Within the labour context, picketing represents a particularly crucial form of expression with strong historical roots. Strikes and picketlines have been used by Canadian unions to exert economic pressure and bargain with employers for over a century: affidavit of Dr. Jeffery M. Taylor, A.R. vol. IV, at p. 35. The use of picketlines is an invaluable tool in the economic arsenal of workers in the collective bargaining process: Rayner, at p. 483. As Judith McCormack, then Chair of the Ontario Labour Relations Board, explained in Great Atlantic & Pacific Co. of Canada,  O.L.R.B. Rep. March 303:
Picketing is . . . part of a group of economic sanctions which are considered key to the scheme of collective bargaining as a whole. While such sanctions are not frequently resorted to in the overall landscape of collective bargaining, it is axiomatic that the underlying threat of such economic conflict is what drives the vast majority of uneventful negotiations and contract settlements. [para. 35]

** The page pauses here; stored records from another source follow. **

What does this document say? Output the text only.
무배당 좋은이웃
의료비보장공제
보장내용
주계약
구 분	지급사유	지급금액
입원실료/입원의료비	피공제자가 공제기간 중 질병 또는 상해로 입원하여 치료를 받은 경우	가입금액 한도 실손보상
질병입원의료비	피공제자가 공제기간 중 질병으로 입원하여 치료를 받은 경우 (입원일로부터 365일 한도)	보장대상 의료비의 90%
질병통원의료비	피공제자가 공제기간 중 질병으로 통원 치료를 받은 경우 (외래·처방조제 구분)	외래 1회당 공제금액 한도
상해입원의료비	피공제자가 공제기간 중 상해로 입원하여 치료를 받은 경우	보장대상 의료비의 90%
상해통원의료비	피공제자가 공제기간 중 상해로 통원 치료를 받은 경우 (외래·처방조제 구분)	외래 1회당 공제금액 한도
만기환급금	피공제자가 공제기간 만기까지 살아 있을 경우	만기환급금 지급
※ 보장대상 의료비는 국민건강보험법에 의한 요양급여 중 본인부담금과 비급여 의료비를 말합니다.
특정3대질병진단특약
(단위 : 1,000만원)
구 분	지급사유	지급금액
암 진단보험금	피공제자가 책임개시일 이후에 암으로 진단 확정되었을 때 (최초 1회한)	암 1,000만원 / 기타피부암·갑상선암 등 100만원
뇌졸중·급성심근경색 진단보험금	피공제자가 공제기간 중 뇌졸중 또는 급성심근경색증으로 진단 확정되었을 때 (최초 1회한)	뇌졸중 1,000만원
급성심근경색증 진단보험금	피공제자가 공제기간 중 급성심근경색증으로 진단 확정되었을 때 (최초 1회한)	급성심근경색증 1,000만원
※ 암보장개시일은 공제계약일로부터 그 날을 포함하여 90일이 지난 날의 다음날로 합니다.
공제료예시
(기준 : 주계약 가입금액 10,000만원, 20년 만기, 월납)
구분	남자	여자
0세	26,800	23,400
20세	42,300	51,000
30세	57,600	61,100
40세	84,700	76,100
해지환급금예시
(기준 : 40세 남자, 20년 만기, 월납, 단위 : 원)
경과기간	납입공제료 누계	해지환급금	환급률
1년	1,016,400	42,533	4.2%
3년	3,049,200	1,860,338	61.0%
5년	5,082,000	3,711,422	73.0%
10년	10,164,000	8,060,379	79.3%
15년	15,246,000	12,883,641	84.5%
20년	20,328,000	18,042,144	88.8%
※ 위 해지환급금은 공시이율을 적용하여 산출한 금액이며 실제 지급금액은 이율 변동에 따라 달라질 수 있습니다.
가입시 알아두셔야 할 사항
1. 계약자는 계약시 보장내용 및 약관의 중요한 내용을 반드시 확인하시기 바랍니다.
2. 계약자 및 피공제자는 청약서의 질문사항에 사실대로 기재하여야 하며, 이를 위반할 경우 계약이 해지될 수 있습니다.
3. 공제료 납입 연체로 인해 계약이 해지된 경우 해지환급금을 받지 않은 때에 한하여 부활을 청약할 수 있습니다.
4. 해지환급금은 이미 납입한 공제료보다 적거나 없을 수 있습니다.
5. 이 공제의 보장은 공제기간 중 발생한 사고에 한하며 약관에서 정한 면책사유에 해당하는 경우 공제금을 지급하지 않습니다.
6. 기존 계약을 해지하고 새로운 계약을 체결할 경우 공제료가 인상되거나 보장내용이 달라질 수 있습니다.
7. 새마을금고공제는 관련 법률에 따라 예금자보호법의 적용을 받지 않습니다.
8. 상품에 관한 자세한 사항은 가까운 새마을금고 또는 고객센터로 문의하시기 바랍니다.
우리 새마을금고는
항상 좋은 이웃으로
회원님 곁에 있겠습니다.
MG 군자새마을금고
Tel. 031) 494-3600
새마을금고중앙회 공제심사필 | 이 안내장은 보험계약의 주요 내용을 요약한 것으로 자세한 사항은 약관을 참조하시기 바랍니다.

The effectiveness of picketlines is dependent on the ability of the union to try to convince the public not to cross the picketline and do business with the employer. Cory J. recognized the significance of the role of public opinion in KMart, where he observed that “it is often the weight of public opinion which will determine the outcome of the dispute”: para. 46. In some cases, this goal may be achieved simply by making others aware of the labour dispute. In others, however, a union may achieve its goal by putting pressure on those who intend to cross the picketline. The imposition of public or economic pressure has come to be accepted as a legitimate price to pay to encourage the parties to resolve their dispute. As McLachlin C.J. and LeBel J. observed in Pepsi, strikes are not tea parties: para. 90. This Court has acknowledged that such pressure is permissible as long as it does not rise to the level of a tortious or criminal act: Pepsi, at paras. 96 and 101-7.

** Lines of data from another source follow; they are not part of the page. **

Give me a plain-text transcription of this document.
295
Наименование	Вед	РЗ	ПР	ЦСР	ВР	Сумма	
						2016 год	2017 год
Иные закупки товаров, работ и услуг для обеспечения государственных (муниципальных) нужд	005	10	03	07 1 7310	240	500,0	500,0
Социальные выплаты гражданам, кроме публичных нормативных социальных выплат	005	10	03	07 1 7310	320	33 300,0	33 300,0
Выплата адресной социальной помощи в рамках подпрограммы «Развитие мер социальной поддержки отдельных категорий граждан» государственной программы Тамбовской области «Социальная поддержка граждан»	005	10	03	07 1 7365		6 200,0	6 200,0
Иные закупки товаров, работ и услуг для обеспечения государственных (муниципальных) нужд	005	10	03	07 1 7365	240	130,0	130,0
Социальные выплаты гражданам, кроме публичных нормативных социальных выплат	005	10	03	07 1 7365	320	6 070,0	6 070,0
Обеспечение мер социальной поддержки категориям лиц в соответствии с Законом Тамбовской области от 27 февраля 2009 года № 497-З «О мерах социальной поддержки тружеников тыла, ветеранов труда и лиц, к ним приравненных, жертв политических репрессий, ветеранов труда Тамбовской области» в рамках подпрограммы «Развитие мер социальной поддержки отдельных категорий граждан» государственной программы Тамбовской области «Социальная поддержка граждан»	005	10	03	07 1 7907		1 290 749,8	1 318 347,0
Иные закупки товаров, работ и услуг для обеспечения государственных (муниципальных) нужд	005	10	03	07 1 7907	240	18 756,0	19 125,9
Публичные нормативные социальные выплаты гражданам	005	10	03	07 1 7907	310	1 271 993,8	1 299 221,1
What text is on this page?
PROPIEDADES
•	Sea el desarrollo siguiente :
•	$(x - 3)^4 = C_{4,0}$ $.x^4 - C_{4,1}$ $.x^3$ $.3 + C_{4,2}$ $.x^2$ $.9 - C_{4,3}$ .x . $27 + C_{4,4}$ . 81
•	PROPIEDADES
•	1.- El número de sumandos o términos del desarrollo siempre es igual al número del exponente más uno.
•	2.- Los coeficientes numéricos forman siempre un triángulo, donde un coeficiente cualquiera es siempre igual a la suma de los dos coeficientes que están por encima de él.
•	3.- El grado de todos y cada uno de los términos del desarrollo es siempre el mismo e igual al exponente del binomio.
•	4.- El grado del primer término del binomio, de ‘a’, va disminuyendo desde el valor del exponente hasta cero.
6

To the court, PIPA “imposes restrictions on a union’s ability to communicate and persuade the public of its cause, impairing its ability to use one of its most effective bargaining strategies in the course of a lawful strike.” This infringement on a union’s protected freedom of expression rights is disproportionate to the province’s objective of providing individuals who cross the picket line control over their personal information.
In oral submissions, AIPC and the Attorney General of Alberta requested that, if they were unsuccessful, that the court strike down PIPA in its entirety. The court grants that request, declaring PIPA invalid, but also provides a 12 month exemption to that declaration, in order to allow the Alberta legislature time to draft new legislation.